Über-Ich und Moralapostel

Das Über-Ich ist nun mal eine Triebgestalt, die ihr Mütchen “im Interesse der Allgemeinheit” kühlt. Die Nummer gleicht dann der dünnen Spiel-Handlung in einem Pornofilm und verrät sich auf Facebook häufig durch die obszöne Verwendung von Stimmung verspritzenden Bildschriftzeichen unter Beiträgen, die es “nicht fassen können” oder die Wortkette “immer noch nicht” wiederholen.

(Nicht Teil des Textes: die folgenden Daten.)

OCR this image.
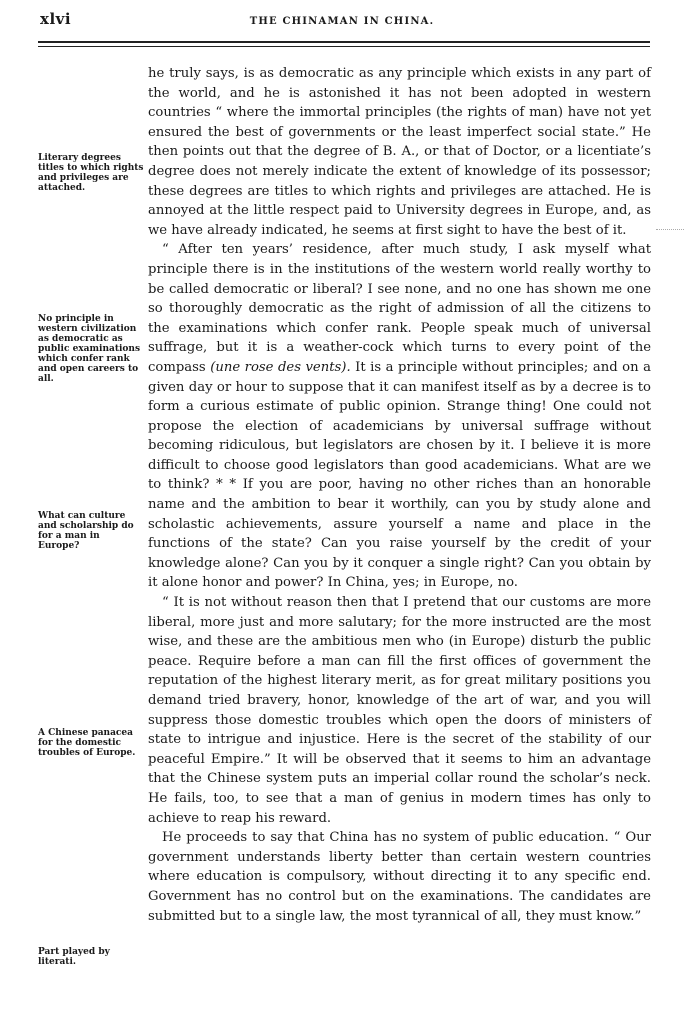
xlvi	THE CHINAMAN IN CHINA.
Literary degrees titles to which rights and privileges are attached.
No principle in western civilization as democratic as public examinations which confer rank and open careers to all.
What can culture and scholarship do for a man in Europe?
A Chinese panacea for the domestic troubles of Europe.
Part played by literati.

he truly says, is as democratic as any principle which exists in any part of the world, and he is astonished it has not been adopted in western countries “ where the immortal principles (the rights of man) have not yet ensured the best of governments or the least imperfect social state.” He then points out that the degree of B. A., or that of Doctor, or a licentiate’s degree does not merely indicate the extent of knowledge of its possessor; these degrees are titles to which rights and privileges are attached. He is annoyed at the little respect paid to University degrees in Europe, and, as we have already indicated, he seems at first sight to have the best of it.

“ After ten years’ residence, after much study, I ask myself what principle there is in the institutions of the western world really worthy to be called democratic or liberal? I see none, and no one has shown me one so thoroughly democratic as the right of admission of all the citizens to the examinations which confer rank. People speak much of universal suffrage, but it is a weather-cock which turns to every point of the compass (une rose des vents). It is a principle without principles; and on a given day or hour to suppose that it can manifest itself as by a decree is to form a curious estimate of public opinion. Strange thing! One could not propose the election of academicians by universal suffrage without becoming ridiculous, but legislators are chosen by it. I believe it is more difficult to choose good legislators than good academicians. What are we to think? * * If you are poor, having no other riches than an honorable name and the ambition to bear it worthily, can you by study alone and scholastic achievements, assure yourself a name and place in the functions of the state? Can you raise yourself by the credit of your knowledge alone? Can you by it conquer a single right? Can you obtain by it alone honor and power? In China, yes; in Europe, no.

“ It is not without reason then that I pretend that our customs are more liberal, more just and more salutary; for the more instructed are the most wise, and these are the ambitious men who (in Europe) disturb the public peace. Require before a man can fill the first offices of government the reputation of the highest literary merit, as for great military positions you demand tried bravery, honor, knowledge of the art of war, and you will suppress those domestic troubles which open the doors of ministers of state to intrigue and injustice. Here is the secret of the stability of our peaceful Empire.” It will be observed that it seems to him an advantage that the Chinese system puts an imperial collar round the scholar’s neck. He fails, too, to see that a man of genius in modern times has only to achieve to reap his reward.

He proceeds to say that China has no system of public education. “ Our government understands liberty better than certain western countries where education is compulsory, without directing it to any specific end. Government has no control but on the examinations. The candidates are submitted but to a single law, the most tyrannical of all, they must know.”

Es bleibt freilich ein Schmierentheater, indem sein Zweck allein in der Triebbefriedigung besteht (bei alten Männern ev. der einzig noch zur Verfügung stehenden).
 
In dem Trieb oder seiner Befriedigung liegt an sich nichts Verwerfliches, solange er in privatem Sinne wirkt, etwa als Sammel–, Lese– oder auch Sexbessenheit, Bungeespringen usf.
 
Moralisch fragwürdig bis lebensgefährlich wird TRIEB, wenn als Vorwand für sein Ausleben öffentliche oder Gruppeninteressen in Anspruch genommen werden. Alle staatlichen Angelegenheiten, politischen Fragen werden zu einem Witz als Vehikel der Tiebbefriedigung.
 
Ein Beispiel aus unserer Zeit wäre der Trumpismus, eine typische Über-Ich-Erscheinung, indem er allein dem Zweck diente, eine Ejakulation hinter die andere zu setzen. Nicht weniger pervers, nur weniger Spaß machend, waren die linken Antworten darauf in Form einer altjüngferlichen Kläffsucht, der’s freilich ebenso wenig um Anstand als dessen Instrumentalisierung für (im Falle der Linken oft masochistische) Triebzwecke geht.
 
Dass in Wirklichkeit der Trieb am Ruder ist, erkennen wir daran, dass er nie genug kriegt. Denn Triebe haben kein Ziel außer ihrer Zirkulation. Irgendein Erfolg kann sie so wenig zufriedenstellen wie Milch, die plötzlich aus dem Schnuller eines Kleinkinds käme. Jede Form des moralischen Engagements oder der Empörung steht deswegen im Triebverdacht, ob sie dabei scheinheilig meckert wie von links oder obszöne poltert wie von rechts.
 
Man merkt, dass das Über-Ich einen am Wickel hat, wenn die Forderungen immer unerfüllbarer werden. Wie in einem der Kafka-Romane, die das Phänomen vollkommen durchsteigen. Es geht dabei nie um Erkenntnis oder Moral, sondern stets ums Genießen, auf die eine oder andere Art. Die Gesetzesbücher in Kafkas Prozess sind voller pornografischer Zeichnungen, die Richter und Polizisten alle Schürzenjäger.
 
Das quälende Kommando des Über-Ichs lautet: Als Mensch des öffentlichen Lebens musst du sehen, dass du auf deine Kosten kommst! Wie der Gröhl-Befehl in der Fan-Meute der Südkurve. Oder auch der süchtige Trotz in der öffentlichen Geste des Querdenkens.
 
Sobald der Trieb unter irgendeinem sozialen Vorwand mehr als private Interessen kolonialisiert, droht er, die öffentliche Sache zu verderben. Wir sind da ev. inzwischen weiter gegangen, als gut oder zurückzuziehen ist. Denn niemand verliert sein Gesicht, wenn er öffentlich die Hosen herunterlässt. FB stellt vielmehr eine Batterie von Emojis bereit, um die obszöne Geste hochzujubeln.
 
Hat das Über-Ich, frage ich mich manchmal, überhaupt einen Nutzen, außer eben dem Abspritzen eine öffentliche Bühne zu liefern? Was ginge verloren, wenn man es dekonstruierte und damit aus dem Verkehr zöge? Gewiss nicht das Vergnügen, das sich fast jeder Spielwiese bedienen kann, ohne Einbuße.
 
P. S. Früher hieß es noch, dass die „Frauen kein Über-Ich“ hätten, ihnen mit anderen Worten das Talent oder die Neigung fehlte, in der Öffentlichkeit abzuspritzen. Dies wurde jedoch als Kritik oder Mangel gedeutet und aufgeholt von der jüngeren Generation – salonfähig gemacht auch für ehm. privaten Randgruppen, die ihr Genussschema inzwischen um die öffentliche Sache erweitert haben.